Amanda Seyfried has recently been vocal about her disappointment on Jennifer’s Body flopping. The actress starred in the horror film, which featured Megan Fox as a possessed high school student and was written by Juno screenwriter Diablo Cody. Seyfried exclaimed, “If the critics criticize anything, it would be the marketing. The marketing sucked. It just did, and we all agree…The marketing team cheapened it, like it was just, you know, a romp. A gory romp. I think they ruined it.”
Jennifer’s Body isn’t the only past work that Seyfried has grievances about. While the actress looks back fondly on her role in Mean Girls, she points out in the latest Actors on Actors episode with Adam Brody that Paramount owes her a little scratch. According to People, in the episode, Brody asks Seyfried if she’s gone back to revisit the Tina Fey comedy and she responded, “No, I haven’t. It’s on often enough, though. And you know what? I love it.” She pauses for a bit and continues, “I really love seeing my face on people’s T-shirts. I mean, I’m a little resentful because Paramount still owes me some money.”

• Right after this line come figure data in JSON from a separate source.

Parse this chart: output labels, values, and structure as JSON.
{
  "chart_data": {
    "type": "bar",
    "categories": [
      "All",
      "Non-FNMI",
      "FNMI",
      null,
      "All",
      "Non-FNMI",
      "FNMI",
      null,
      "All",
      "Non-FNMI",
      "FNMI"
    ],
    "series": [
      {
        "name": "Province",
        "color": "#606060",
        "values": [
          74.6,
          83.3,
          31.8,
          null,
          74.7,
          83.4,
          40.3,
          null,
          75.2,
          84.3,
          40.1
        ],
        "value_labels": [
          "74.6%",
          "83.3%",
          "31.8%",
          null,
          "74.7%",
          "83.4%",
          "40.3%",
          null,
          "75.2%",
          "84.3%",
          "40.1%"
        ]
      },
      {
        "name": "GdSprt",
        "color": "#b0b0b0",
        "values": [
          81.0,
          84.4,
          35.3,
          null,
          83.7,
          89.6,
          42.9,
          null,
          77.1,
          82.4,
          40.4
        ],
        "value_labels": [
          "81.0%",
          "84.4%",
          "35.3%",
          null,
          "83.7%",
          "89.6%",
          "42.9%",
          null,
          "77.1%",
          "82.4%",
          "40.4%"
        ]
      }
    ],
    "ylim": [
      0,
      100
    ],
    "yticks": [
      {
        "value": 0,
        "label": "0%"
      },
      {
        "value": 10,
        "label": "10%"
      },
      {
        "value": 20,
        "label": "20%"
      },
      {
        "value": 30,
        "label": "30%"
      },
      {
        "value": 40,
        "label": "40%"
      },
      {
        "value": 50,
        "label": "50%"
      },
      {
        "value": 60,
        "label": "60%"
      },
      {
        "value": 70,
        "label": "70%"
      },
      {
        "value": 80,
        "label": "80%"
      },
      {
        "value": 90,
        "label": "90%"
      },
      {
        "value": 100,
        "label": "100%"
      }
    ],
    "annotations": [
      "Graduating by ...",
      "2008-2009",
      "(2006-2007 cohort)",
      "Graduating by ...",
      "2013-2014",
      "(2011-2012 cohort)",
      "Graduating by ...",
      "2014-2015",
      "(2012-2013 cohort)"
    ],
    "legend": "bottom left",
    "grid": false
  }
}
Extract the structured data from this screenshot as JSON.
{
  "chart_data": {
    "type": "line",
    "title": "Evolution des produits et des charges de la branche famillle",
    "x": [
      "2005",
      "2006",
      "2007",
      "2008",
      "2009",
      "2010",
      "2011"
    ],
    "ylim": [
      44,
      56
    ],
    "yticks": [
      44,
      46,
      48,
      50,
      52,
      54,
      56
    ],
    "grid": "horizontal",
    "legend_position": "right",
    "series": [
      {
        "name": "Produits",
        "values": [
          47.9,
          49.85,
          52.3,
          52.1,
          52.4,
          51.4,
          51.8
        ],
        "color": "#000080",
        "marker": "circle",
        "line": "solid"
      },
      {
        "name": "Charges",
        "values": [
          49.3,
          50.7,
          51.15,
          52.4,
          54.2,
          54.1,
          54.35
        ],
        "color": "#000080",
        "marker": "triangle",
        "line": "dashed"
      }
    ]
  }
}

Brody follows up with, “For the T-shirts?” Seyfried responds, “For the likeness. Every store sells Mean Girls T-shirts with our faces on [them]. Photographs!” She, then, gathers that perhaps she had been too young to be business savvy at that point in her career, “Is it because I was 17 and dumb?” Though she continues to say as a whole, “I love it!” She also recalled being recognized by a “girl at TSA” who remarked to her that Mean Girls was her favorite movie. Seyfried stated, “I’m like, ‘Great, I was seven [teen], I had nothing to do with it.’”
Meanwhile, Seyfried can be seen in the upcoming film from Paul Feig, The Housemaid, which co-stars Sydney Sweeney. Based on a successful novel by Freida McFadden, the film has the following synopsis: In The Housemaid, Millie (Sydney Sweeney) is a struggling young woman who is relieved to get a fresh start as a housemaid to Nina (Amanda Seyfried) and Andrew (Brandon Sklenar), an upscale, wealthy couple. She soon learns that the family’s secrets are far more dangerous than her own. Rebecca Sonnenshine wrote the screenplay adaptation.